What is strange is that it is easier to deal with a Pakistan run by Islamists than it is to deal with a Pakistan run by secularists or politicians. It is easy to contain and surround a hostile Pakistan (especially with the allied presence in Afghanistan and with the help of India). The drawback, of course, is that this may drive Pakistan back into China’s arms. The arms going to terrorist groups may just be given to the Pakistani military. How such a conflict will be resolved is yet unclear.

To sum it up: A Pakistani government under politicians would be unreliable and weak. A Pakistani government under secularist generals would be too busy to help us. A Pakistani government under Islamist generals would jepoardize the security and stability of the region. Considering our worries about China, Iran, Islamist terrorists, and whatnot, such a situation would be a major headache. But at least in the last scenario the opportunity to get something done opens up or becomes more clear. In any case, the future of that region is bleak due to the absence of stabilizing forces.

geoff also said:

Your posts are elevating my concern in both areas. I take some comfort from your hints that people are working the problem, but as far as I can tell we haven’t even slowed the progress of the Shanghai Cooperation Organization, let alone reversed it.

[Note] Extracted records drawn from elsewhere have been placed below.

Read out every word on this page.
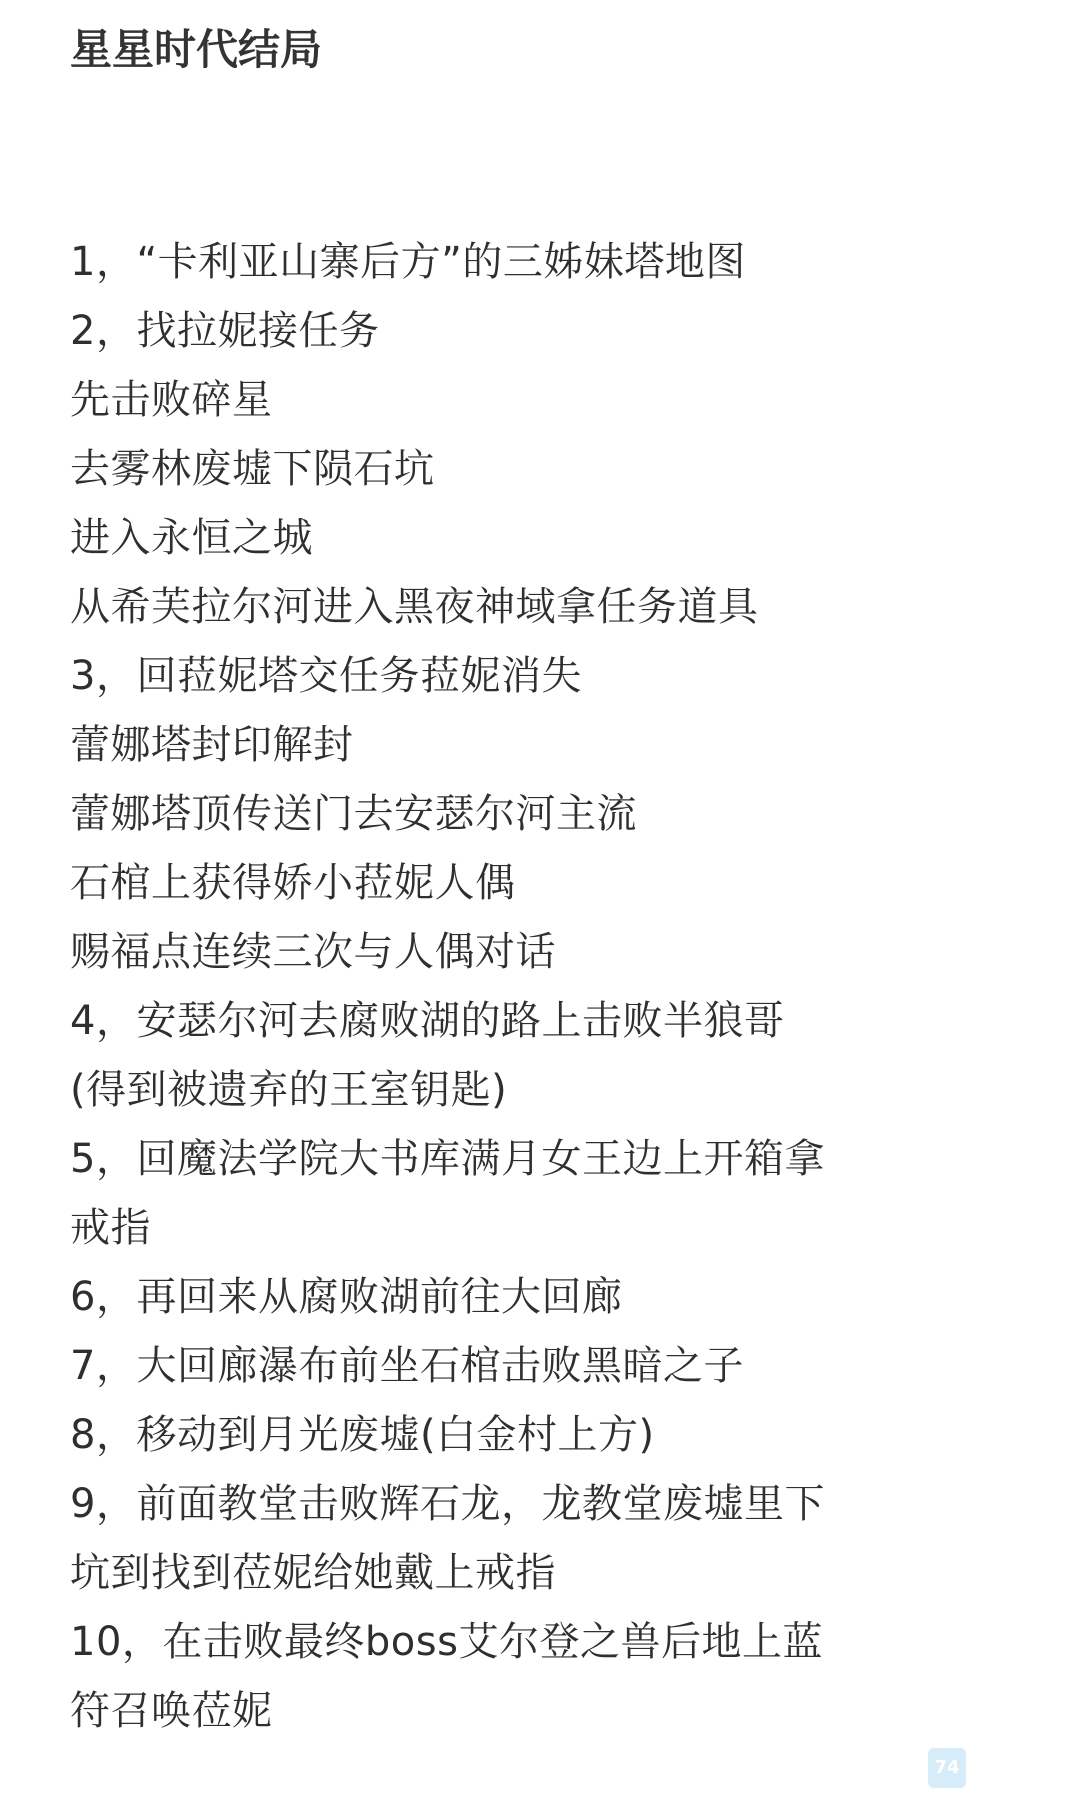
星星时代结局
1，“卡利亚山寨后方”的三姊妹塔地图
2，找拉妮接任务
先击败碎星
去雾林废墟下陨石坑
进入永恒之城
从希芙拉尔河进入黑夜神域拿任务道具
3，回菈妮塔交任务菈妮消失
蕾娜塔封印解封
蕾娜塔顶传送门去安瑟尔河主流
石棺上获得娇小菈妮人偶
赐福点连续三次与人偶对话
4，安瑟尔河去腐败湖的路上击败半狼哥
(得到被遗弃的王室钥匙)
5，回魔法学院大书库满月女王边上开箱拿
戒指
6，再回来从腐败湖前往大回廊
7，大回廊瀑布前坐石棺击败黑暗之子
8，移动到月光废墟(白金村上方)
9，前面教堂击败辉石龙，龙教堂废墟里下
坑到找到莅妮给她戴上戒指
10，在击败最终boss艾尔登之兽后地上蓝
符召唤莅妮
74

On the one hand, I have hope because the government is not entirely ignoring this issue. Aspects of the government are paying attention to it. However, the problem is that the government made up of politicians has not been giving this issue sufficient attention, nor has it been dealing with this issue appropriately. We are giving off an image of ignorance, if not incompetance. If this is deliberate (and perhaps this image is deliberate), then I am not all that concerned; but if this reality rather than the projection of an image, there needs to be serious reform in order to restore this issue as a major priority. This not only affects our performance in World War III but also affects our interests (domestic, foreign, and international).

As a personal note: I very much appreciate when anyone blogs about these issues. geoff of Uncommon Misconceptions has been doing a great job. That nexus of interests and states–Pakistan, Afghanistan, India, China, Russia, Iran, ethnic conflicts, nukes, terrorism–makes that area of the world volatile yet of great importance.